Para Couto, as armas podem ter entrado durante as visitas ou por meio de algum servidor corrupto. ‘‘Todo mundo é suspeito’’, disse ele, ao contar que já está abrindo um procedimento disciplinar para analisar o caso. Enquanto o diretor da PCE diz que não sabe a procedência das armas, o major Nemésio Xavier de França, comandante do Batalhão de Polícia de Guarda dos Presídios, argumenta que os revólveres eram dos próprios agentes penitenciários. ‘‘Como os agentes não podem entrar na unidade armados, eles deixam os revólveres numa salinha na ala da administração. Os presos conseguiram chegar até esta sala e pegar as armas’’, salientou.
Luiz Carlos Couto não descarta novas ocorrências de tentativas de fuga e rebeliões na unidade.

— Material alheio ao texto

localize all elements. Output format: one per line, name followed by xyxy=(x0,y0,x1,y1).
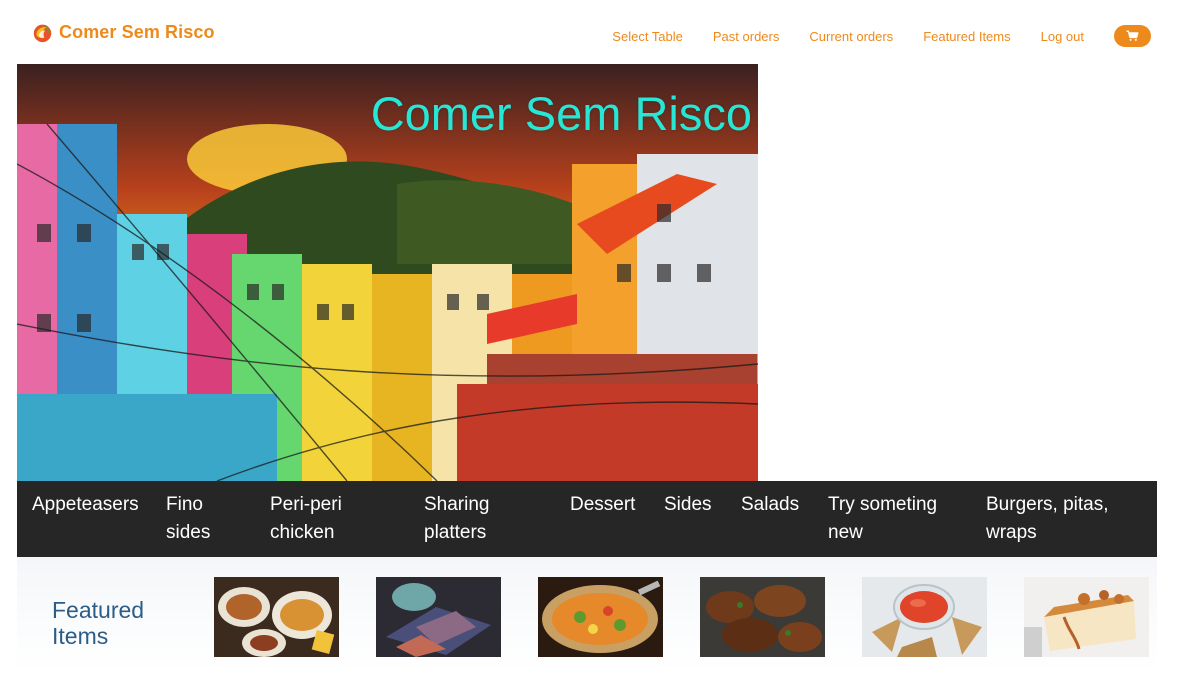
featured-title: Featured Items xyxy=(52,597,145,649)
cart-button[interactable] xyxy=(1114,25,1151,47)
sharing-platter-photo xyxy=(214,577,339,657)
grilled-chicken-photo xyxy=(700,577,825,657)
category-dessert[interactable]: Dessert xyxy=(570,491,645,519)
hero-banner: Comer Sem Risco xyxy=(17,64,758,481)
featured-item-pan-dish[interactable] xyxy=(538,577,663,657)
pan-dish-photo xyxy=(538,577,663,657)
category-appeteasers[interactable]: Appeteasers xyxy=(32,491,147,519)
brand[interactable]: Comer Sem Risco xyxy=(32,22,215,43)
brand-name: Comer Sem Risco xyxy=(59,22,215,42)
cheesecake-photo xyxy=(1024,577,1149,657)
category-salads[interactable]: Salads xyxy=(741,491,811,519)
salsa-nachos-photo xyxy=(862,577,987,657)
nav-links: Select Table Past orders Current orders … xyxy=(612,25,1151,47)
dessert-plate-photo xyxy=(376,577,501,657)
category-menu: Appeteasers Fino sides Peri-peri chicken… xyxy=(17,481,1157,557)
hero-title: Comer Sem Risco xyxy=(370,87,752,140)
nav-link-past-orders[interactable]: Past orders xyxy=(713,29,779,44)
nav-link-current-orders[interactable]: Current orders xyxy=(809,29,893,44)
nav-link-log-out[interactable]: Log out xyxy=(1041,29,1084,44)
top-navbar: Comer Sem Risco Select Table Past orders… xyxy=(0,0,1198,64)
featured-item-cheesecake[interactable] xyxy=(1024,577,1149,657)
nav-link-select-table[interactable]: Select Table xyxy=(612,29,683,44)
featured-item-salsa-nachos[interactable] xyxy=(862,577,987,657)
featured-item-grilled-chicken[interactable] xyxy=(700,577,825,657)
flame-logo-icon xyxy=(33,24,52,43)
category-fino-sides[interactable]: Fino sides xyxy=(166,491,226,547)
category-peri-peri-chicken[interactable]: Peri-peri chicken xyxy=(270,491,350,547)
nav-link-featured-items[interactable]: Featured Items xyxy=(923,29,1010,44)
category-try-something-new[interactable]: Try someting new xyxy=(828,491,958,547)
featured-items-section: Featured Items xyxy=(17,557,1157,674)
shopping-cart-icon xyxy=(1126,30,1139,41)
category-sharing-platters[interactable]: Sharing platters xyxy=(424,491,504,547)
featured-item-sharing-platter[interactable] xyxy=(214,577,339,657)
category-sides[interactable]: Sides xyxy=(664,491,719,519)
featured-item-dessert-plate[interactable] xyxy=(376,577,501,657)
category-burgers-pitas-wraps[interactable]: Burgers, pitas, wraps xyxy=(986,491,1126,547)
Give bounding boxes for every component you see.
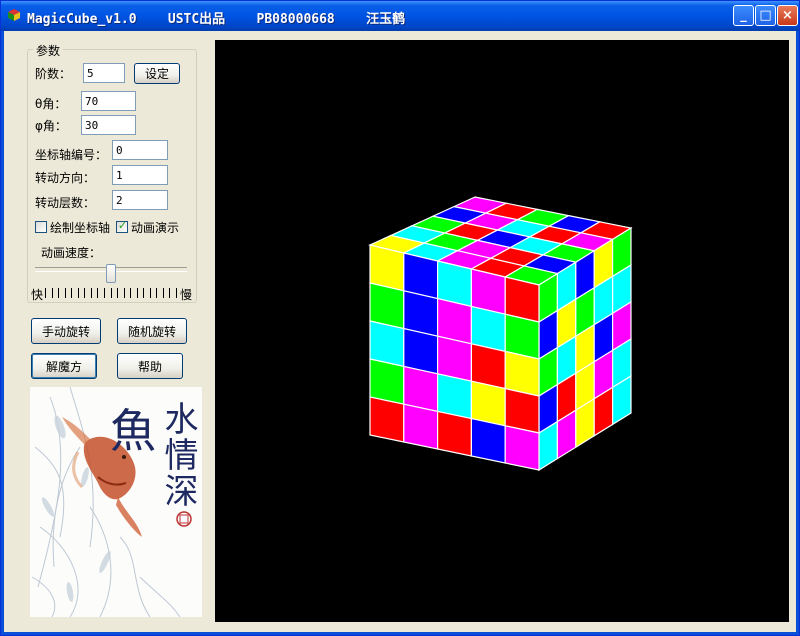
render-canvas[interactable] [215,40,789,622]
direction-label: 转动方向： [35,171,96,185]
main-window: MagicCube_v1.0 USTC出品 PB08000668 汪玉鹤 _ □… [0,0,800,636]
cube-facelet [369,396,405,443]
slider-tick [97,288,99,298]
speed-label: 动画速度： [41,246,102,260]
slider-tick [123,288,125,298]
axis-label: 坐标轴编号： [35,148,108,162]
solve-button[interactable]: 解魔方 [31,353,97,379]
magic-cube [368,196,633,472]
cube-facelet [470,417,506,464]
cube-facelet [437,410,472,457]
cube-facelet [369,358,405,405]
order-input[interactable] [83,63,125,83]
slider-tick [162,288,164,298]
minimize-button[interactable]: _ [733,5,754,26]
slider-tick [77,288,79,298]
phi-label: φ角： [35,119,67,133]
layer-label: 转动层数： [35,196,96,210]
window-frame-left [1,31,4,635]
slider-tick [169,288,171,298]
set-button[interactable]: 设定 [134,63,180,84]
cube-facelet [403,403,439,450]
random-rotate-button[interactable]: 随机旋转 [117,318,187,344]
window-title: MagicCube_v1.0 USTC出品 PB08000668 汪玉鹤 [27,12,406,27]
slider-tick [103,288,105,298]
window-frame-right [796,31,799,635]
theta-input[interactable] [81,91,136,111]
app-cube-icon [8,9,20,21]
draw-axis-checkbox[interactable] [35,221,47,233]
layer-input[interactable] [112,190,168,210]
slider-tick [64,288,66,298]
slider-tick [51,288,53,298]
close-icon: × [782,8,793,23]
fish-painting-artwork: 魚 水情深 [31,387,198,617]
manual-rotate-button[interactable]: 手动旋转 [31,318,101,344]
theta-label: θ角： [35,97,67,111]
maximize-icon: □ [759,8,772,23]
maximize-button[interactable]: □ [755,5,776,26]
draw-axis-label: 绘制坐标轴 [50,221,111,235]
help-button[interactable]: 帮助 [117,353,183,379]
slider-tick [90,288,92,298]
slider-tick [149,288,151,298]
seal-stamp [176,511,192,527]
slider-tick [136,288,138,298]
close-button[interactable]: × [777,5,798,26]
axis-input[interactable] [112,140,168,160]
checkmark-icon: ✓ [117,219,128,232]
cube-front-face [369,244,540,471]
calligraphy-text: 水情深 [158,401,198,509]
speed-fast-label: 快 [31,288,44,302]
slider-tick [45,288,46,298]
animate-label: 动画演示 [131,221,180,235]
speed-slider-ticks [45,288,177,298]
slider-tick [176,288,177,298]
cube-facelet [504,425,540,471]
fish-character: 魚 [110,404,156,458]
direction-input[interactable] [112,165,168,185]
slider-tick [143,288,145,298]
animate-checkbox[interactable]: ✓ [116,219,128,233]
minimize-icon: _ [740,8,747,23]
slider-tick [156,288,158,298]
fish-painting: 魚 水情深 [30,387,202,617]
slider-tick [84,288,86,298]
speed-slow-label: 慢 [180,288,193,302]
title-bar[interactable]: MagicCube_v1.0 USTC出品 PB08000668 汪玉鹤 _ □… [1,1,799,31]
slider-tick [58,288,60,298]
order-label: 阶数： [35,67,72,81]
speed-slider-thumb[interactable] [106,264,116,283]
slider-tick [130,288,132,298]
params-group-title: 参数 [33,42,64,59]
slider-tick [110,288,112,298]
cube-facelet [403,365,439,413]
slider-tick [71,288,73,298]
slider-tick [117,288,119,298]
phi-input[interactable] [81,115,136,135]
window-frame-bottom [1,632,799,635]
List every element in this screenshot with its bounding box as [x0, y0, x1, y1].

Principalmente pelo prédio estar com sérias deficiências. ‘‘Se fosse uma unidade pequena e nova as chances seriam menores’’, afirmou. A PCE conta com 1,5 mil internos. A carência de agentes penitenciários para os serviços é de 60 pessoas. A Polícia Militar está em estado de alerta. Policiais fazem vistorias rotineiras no local para evitar novos transtornos.
Os presos que pediram transferência para Santa Catarina aguardam decisão governamental na Penitenciária Provisória de Curitiba. A data da transferência ainda não foi marcada.